Sejarah menunjukkan bahwa kerajaan-kerajaan pada akhirnya bertumpu pada fondasi ekonomi. Dan negara-negara tersebut runtuh ketika fondasi ekonomi yang mendasarinya retak dan kemudian runtuh.
Konsekuensi jangka panjang dari transfer $300 miliar dan keluarnya negara-negara Selatan dari kekaisaran AS hanyalah penurunan penggunaan dolar AS dalam transaksi global dan sebagai mata uang cadangan. Hal ini memicu serangkaian peristiwa yang pada gilirannya melemahkan perekonomian domestik AS: Berkurangnya permintaan terhadap dolar mengakibatkan jatuhnya nilai dolar. Hal ini berarti berkurangnya pendaurulangan dolar ke AS, sehingga mengurangi pembelian Treasury AS dari Federal Reserve, yang pada gilirannya akan mengharuskan The Fed untuk menaikkan suku bunga jangka panjang di tahun-tahun mendatang guna menutupi meningkatnya defisit anggaran AS. Semua ini akan terjadi akibat krisis fiskal yang semakin parah di negara bagian AS yang sudah memburuk dengan cepat
Dengan kata lain, pukulan balik terhadap perekonomian AS akibat menurunnya hegemoni global AS—yang diperburuk oleh sanksi pada umumnya dan penyitaan aset negara-negara seperti Rusia pada khususnya—hampir pasti terjadi dalam jangka panjang, sama seperti dampaknya terhadap perekonomian Eropa di masa depan. jangka pendek.

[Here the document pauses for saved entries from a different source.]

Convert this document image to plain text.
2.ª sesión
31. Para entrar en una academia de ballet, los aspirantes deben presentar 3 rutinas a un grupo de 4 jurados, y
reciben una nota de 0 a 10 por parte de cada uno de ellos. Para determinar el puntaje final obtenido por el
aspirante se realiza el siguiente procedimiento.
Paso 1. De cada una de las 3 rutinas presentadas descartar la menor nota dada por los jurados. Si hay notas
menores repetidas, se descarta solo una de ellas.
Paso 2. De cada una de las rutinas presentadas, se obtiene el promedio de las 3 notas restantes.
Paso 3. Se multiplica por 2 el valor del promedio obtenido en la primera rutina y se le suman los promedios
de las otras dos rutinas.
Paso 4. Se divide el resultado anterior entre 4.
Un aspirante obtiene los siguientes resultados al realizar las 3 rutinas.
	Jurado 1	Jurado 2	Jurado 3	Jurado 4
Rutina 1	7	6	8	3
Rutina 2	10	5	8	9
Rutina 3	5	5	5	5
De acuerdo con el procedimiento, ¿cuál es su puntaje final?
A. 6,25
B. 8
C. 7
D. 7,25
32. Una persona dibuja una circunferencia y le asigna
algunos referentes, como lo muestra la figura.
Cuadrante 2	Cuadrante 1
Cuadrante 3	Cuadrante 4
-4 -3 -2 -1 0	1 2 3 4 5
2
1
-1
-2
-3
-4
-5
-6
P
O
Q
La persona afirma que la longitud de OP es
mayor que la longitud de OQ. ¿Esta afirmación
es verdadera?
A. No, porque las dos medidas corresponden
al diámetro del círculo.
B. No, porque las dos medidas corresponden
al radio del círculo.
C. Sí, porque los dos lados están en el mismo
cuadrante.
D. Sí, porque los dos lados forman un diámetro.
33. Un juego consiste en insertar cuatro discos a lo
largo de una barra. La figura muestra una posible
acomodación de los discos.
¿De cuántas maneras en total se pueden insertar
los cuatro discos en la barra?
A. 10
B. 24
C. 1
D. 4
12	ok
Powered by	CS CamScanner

Namun demikianlah gambaran ekonomi yang tidak jelas dari kelompok neokonservatif AS dan kepemimpinan elit politik yang tidak kompeten di kedua partai di AS dalam beberapa tahun terakhir. Seperti kata pepatah Amerika lainnya: 'Kami telah menemukan musuh dan mereka adalah kami!'
ZNetwork didanai semata-mata melalui kemurahan hati para pembacanya.